No dia seguinte o Caynã acordou
doente e assim ficaria pelos próximos 05 dias. Tomamos o café maravilhoso do
hotel com medialunas doces e fresquinhas. Estava tudo ótimo!! Depois ficamos até
o horário do check-out (11 horas) no hotel para que ele pudesse relaxar. Deixei
a mala no depósito e saímos para andar.
Seguimos pelo
Paseo de San Gabriel, acompanhando o rio.
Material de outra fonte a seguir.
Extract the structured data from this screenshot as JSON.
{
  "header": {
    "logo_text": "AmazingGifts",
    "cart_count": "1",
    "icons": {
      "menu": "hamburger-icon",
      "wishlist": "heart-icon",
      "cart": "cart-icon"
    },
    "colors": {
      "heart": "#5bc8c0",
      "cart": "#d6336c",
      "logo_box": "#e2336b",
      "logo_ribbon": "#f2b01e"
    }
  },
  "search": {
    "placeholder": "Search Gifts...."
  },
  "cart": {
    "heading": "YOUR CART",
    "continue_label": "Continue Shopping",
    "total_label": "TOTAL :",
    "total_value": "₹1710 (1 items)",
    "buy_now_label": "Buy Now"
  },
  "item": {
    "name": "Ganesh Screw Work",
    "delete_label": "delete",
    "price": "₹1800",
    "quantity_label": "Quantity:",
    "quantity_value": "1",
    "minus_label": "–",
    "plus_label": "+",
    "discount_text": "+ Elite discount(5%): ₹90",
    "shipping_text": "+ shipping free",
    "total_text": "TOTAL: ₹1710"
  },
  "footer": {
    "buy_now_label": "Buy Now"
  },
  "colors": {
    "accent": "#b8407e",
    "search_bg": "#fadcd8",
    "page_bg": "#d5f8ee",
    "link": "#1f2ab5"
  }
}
Revisitamos alguns locais do dia anterior, descemos a prainha próxima ao Bastión de San Miguel e brinquei com a
Sofia de jogar pedrinhas no rio. Fotografamos a
Calle de los Suspiros (casinhas antigas e galerias de arte) e fomos
em busca de algum lugar para o Caynã descansar. Encontramos uma Plaza bem
grande chamada
Plaza Mayor.... Ela é
cercada por museus e rica em sombras. O Caynã ficou sentado lá dormindo
enquanto a Sofia e eu fomos aos tais museus. Todos muito pequenos e com acervo simplório
mas lembre-se: é impossível entrar num museu e sair sem ter aprendido nada! O
primeiro a ser visitado é o
Museo Municipal Dr. Bautista Rebuffo pois
lá você adquire um ingresso que permite a entrada nos demais, custa cerca de R$
7,00 e crianças mais uma vez não pagam. O acervo dele é variado, tem móveis e
utensílios antigos, um pouco da política do Uruguai e uma área dedicada as
ciências naturais com muitos bichinhos empalhados e insetos da região. Ao lado
dele situa-se a
Casa Nacarello,
uma casa da época colonial revitalizada e com placas explicativas sobre a
vida na época colonial, as dificuldades durante os cercos espanhóis (o pessoal
chegava a comer ratos e cachorros por falta de alimentos, usavam portas como
lenha). Depois visitamos o
Museu Português da Colônia de
Sacramento cujo nome é autoexplicativo. Uma coisa legal aqui são
os mapas antigos com desenhos de índios, sereias e monstros marinhos. Outros
museus fazem parte do pacote, mas infelizmente, tendo em vista o marido doente,
optamos por não os conhecer mas posso citá-los aqui: Museu Indigena (Endereço:
Calle Dei Colegio) e Museu Arquivo regional que conta
com uma coleção muito rica de mapas e reproduções cartográficas (situa-se em
frente ao Aquario). Há mais museus com ingressos independentes:
Museo de Azulejos,
Museo de los Naufragios y Tesoros,
Museo del Humor ( esse é interativo, então quem é tímido pode
fugir!!),
Museo Paleontologico, Museo Espanol e
Museo Naval.
Antes de partir
fomos almoçar. Andamos pelas ruas em busca de uma comidinha gostosa. Passamos
em frente ao A la Pipetua e duas
coisas chamaram a atenção: 1. Um senhor que descobri depois ser um “autêntico
espanhol” cozinhando uma paella numa
chapa enorme e 2. Uma moça estava sentada em uma mesa a céu aberta e recebeu a
visita de dois gatinhos sendo que um deles era idêntico a minha bebê Liz, todo
pretinho com olhos amarelo-esverdeados. Resolvemos comer ali!! Acabamos
surpreendidos por uma deliciosa paella
rica em sabor e frutos do mar, até um lagostim gigante veio na nossa cumbuca. A
Sofia optou por um hambúrguer com batatinhas e adorou! O preço não era dos mais
caros, inclusive passamos em outro local que anunciava paella e custava cerca de 100 pesos a mais. Melhor forma de encerrar essa estadia!!
A volta foi mais
demorada que a ida e descobri que os ônibus de viagem do Uruguai podem
transportar viajantes em pé. Fizemos várias paradas e desvios, pegando muitos
passageiros e poucos tinham lugares comprados, inclusive idosos. Aí as pessoas
sediam lugares para esses passageiros preferenciais. Não sei se quem compra
para viajar em pé tem algum desconto, fiquei na curiosidade!